I guess this is the area that this goes as it is kind of obedience, but today we got Ellie's certificate and rosette saying that she had passed! I didn't know that we were even being assessed, I thought that it took at least a few terms and that there would be an exam at the end.

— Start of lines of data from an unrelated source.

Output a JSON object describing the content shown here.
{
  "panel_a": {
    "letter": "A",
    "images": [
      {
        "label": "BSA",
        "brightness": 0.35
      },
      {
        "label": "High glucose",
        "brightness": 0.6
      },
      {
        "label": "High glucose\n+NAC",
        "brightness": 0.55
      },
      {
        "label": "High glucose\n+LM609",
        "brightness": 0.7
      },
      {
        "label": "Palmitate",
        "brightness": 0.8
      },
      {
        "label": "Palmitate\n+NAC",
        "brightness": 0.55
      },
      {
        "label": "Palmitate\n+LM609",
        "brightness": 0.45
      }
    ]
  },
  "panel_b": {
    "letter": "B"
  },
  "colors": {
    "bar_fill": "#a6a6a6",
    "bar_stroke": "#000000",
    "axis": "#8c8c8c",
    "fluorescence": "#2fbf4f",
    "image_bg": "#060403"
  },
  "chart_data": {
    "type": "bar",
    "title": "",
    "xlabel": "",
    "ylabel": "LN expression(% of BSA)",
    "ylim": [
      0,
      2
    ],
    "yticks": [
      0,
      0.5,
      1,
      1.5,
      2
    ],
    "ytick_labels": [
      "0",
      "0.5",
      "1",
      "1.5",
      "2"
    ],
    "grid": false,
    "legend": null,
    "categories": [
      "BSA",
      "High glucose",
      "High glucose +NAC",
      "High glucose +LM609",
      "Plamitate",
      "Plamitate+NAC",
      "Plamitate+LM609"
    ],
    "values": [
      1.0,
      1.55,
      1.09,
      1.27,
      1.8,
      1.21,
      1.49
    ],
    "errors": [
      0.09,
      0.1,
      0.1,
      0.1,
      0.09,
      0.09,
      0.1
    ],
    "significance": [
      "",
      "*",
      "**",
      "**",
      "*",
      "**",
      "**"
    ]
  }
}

Argh, I am soooooo proud of her!!!


Shot with FE115,X715 at 2007-07-14

Bring on the bronze!!!! :bowl: :


----------



## justmejanis (Feb 25, 2007)

Congratulations! That is wonderful news! You must be so proud. She is sure a beauty. :drummer::drummer::You_Rock_


----------



## KatzNK9 (Feb 27, 2007)

Congratulations! Woohooo! Way to go! Excellent news.


----------



## TheHooch (May 9, 2007)

Way to Eliie!!!!!!!!!!!!

Hooch


----------



## BeauShel (May 20, 2007)

Way to go Ellie!!! She looks so proud of her accomplishments in the picture.


----------



## GoldenJoyx'stwo (Feb 25, 2007)

Congratulations Ellie!


----------



## hawtee (Nov 1, 2006)

What a lovely giel, way to go both of you and keep up the great work.


----------



## woodysmama (Feb 25, 2007)

Alright Ellie!!!!!!!!!!!!!!!!!!!!:You_Rock_


----------